A New Option for Colorectal Cancer Screening

            Although colorectal cancer is a leading cause of death in the United States and is treatable when detected early, about one-third of eligible adults have not been screened for the disease (1,2). Several screening options exist, including the gold standard colonoscopy. But many people are afraid of discomfort during colonoscopy or anticipate being inconvenienced by a stool-based test, and as a result, they decide not to undergo screening.

            A good screening test must not only be technically capable of finding cancer accurately, but it also must be acceptable to patients and doctors. Furthermore, offering two or more screening test options can increase screening compliance (3). With this in mind, researchers at a company called Epigenomics set out over 15 years ago to develop a blood-based test for colorectal cancer.

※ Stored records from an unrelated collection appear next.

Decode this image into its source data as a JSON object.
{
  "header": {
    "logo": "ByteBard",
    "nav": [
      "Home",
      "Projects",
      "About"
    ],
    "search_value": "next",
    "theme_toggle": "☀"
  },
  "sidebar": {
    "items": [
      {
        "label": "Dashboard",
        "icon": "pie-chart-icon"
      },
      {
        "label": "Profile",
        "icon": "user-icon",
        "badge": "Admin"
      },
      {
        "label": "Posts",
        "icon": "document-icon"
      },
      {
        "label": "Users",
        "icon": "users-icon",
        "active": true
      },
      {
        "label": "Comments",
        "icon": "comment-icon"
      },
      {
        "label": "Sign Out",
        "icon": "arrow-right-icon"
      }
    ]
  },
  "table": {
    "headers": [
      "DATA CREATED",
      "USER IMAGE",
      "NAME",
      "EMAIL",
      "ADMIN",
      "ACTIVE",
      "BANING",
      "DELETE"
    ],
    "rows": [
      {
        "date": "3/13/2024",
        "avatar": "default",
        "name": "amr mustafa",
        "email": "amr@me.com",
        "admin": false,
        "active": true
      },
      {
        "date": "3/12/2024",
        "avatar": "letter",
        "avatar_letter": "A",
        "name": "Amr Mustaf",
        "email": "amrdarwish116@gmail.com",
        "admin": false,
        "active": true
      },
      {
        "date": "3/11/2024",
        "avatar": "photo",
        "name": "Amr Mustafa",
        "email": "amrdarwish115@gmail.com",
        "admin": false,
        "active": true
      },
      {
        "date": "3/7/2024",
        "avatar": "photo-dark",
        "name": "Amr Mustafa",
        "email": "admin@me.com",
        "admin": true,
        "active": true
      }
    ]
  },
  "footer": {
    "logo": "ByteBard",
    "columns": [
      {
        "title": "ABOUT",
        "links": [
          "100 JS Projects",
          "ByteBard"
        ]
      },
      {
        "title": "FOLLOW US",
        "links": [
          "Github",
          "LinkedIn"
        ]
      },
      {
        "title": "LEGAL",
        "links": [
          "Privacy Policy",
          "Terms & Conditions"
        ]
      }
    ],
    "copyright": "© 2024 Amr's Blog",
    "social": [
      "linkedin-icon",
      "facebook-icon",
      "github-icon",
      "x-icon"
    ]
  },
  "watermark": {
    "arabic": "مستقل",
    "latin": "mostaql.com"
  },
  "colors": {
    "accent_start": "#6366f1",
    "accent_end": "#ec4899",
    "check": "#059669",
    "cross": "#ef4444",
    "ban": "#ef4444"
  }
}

            Scientists at Epigenomics were aware of two critical developments. First, an abundance of reports were being published on hypermethylation of specific tumor-growth-related genes in various cancers. Second, there was increasing evidence that tumor-derived DNA could be found circulating freely in blood. Epigenomics identified a gene frequently hypermethylated in colorectal tumors (Septin 9), developed a highly sensitive assay for the gene, and optimized protocols for obtaining tumor-derived DNA from plasma.

            The resulting test, called Epi proColon, has been used to analyze plasma from thousands of average-risk adults of screening age. The test detects about 68% of cancer cases (with 80% specificity), and was found to be non-inferior to another FDA-approved screening method, fecal immunochemical test (FIT). In April of 2016, the Epi proColon test was approved by the FDA for use in patients who choose not to undergo screening by other recommended methods. In other words, the one-third of eligible Americans who are not currently screened for colorectal cancer now have another option to consider, one they might find more acceptable.

            The approval of the Epi proColon test is a huge success story for those who have advocated for early detection of cancer, for those who have worked hard on the promise of molecular diagnostics, and of course, for the patients whose cancer will be detected early. But hurdles remain for the test. Medical professionals must be made aware of the new option, and Medicare and private insurance companies must reimburse for the test. Recently, legislation was introduced by representative Donald M. Payne that would provide Medicare coverage for all FDA-approved blood-based colorectal cancer screening tests, including Epi proColon.

1. Joseph DA, King JB, Miller JW, Richardson LC. Prevalence of colorectal cancer screening among adults – behavioral risk factor surveillance system, United States, 2010. MMWR. 2012;61 Suppl: 51-56.

2. Klabunde CN, Joseph DA, King JB White A, Plescia M. Vital Signs: Colorectal Cancer Screening Test Use - United States, 2012. MMWR. 2013;62(44): 881-888.

3. Inadomi J, Vijan S, Janz NK, Fagerlin A, Thomas JP, et al. Adherence to Colorectal Cancer Screening: A Randomized Clinical Trial of Competing Strategies. Arch of Int Med. 2012;172(7): 575–582.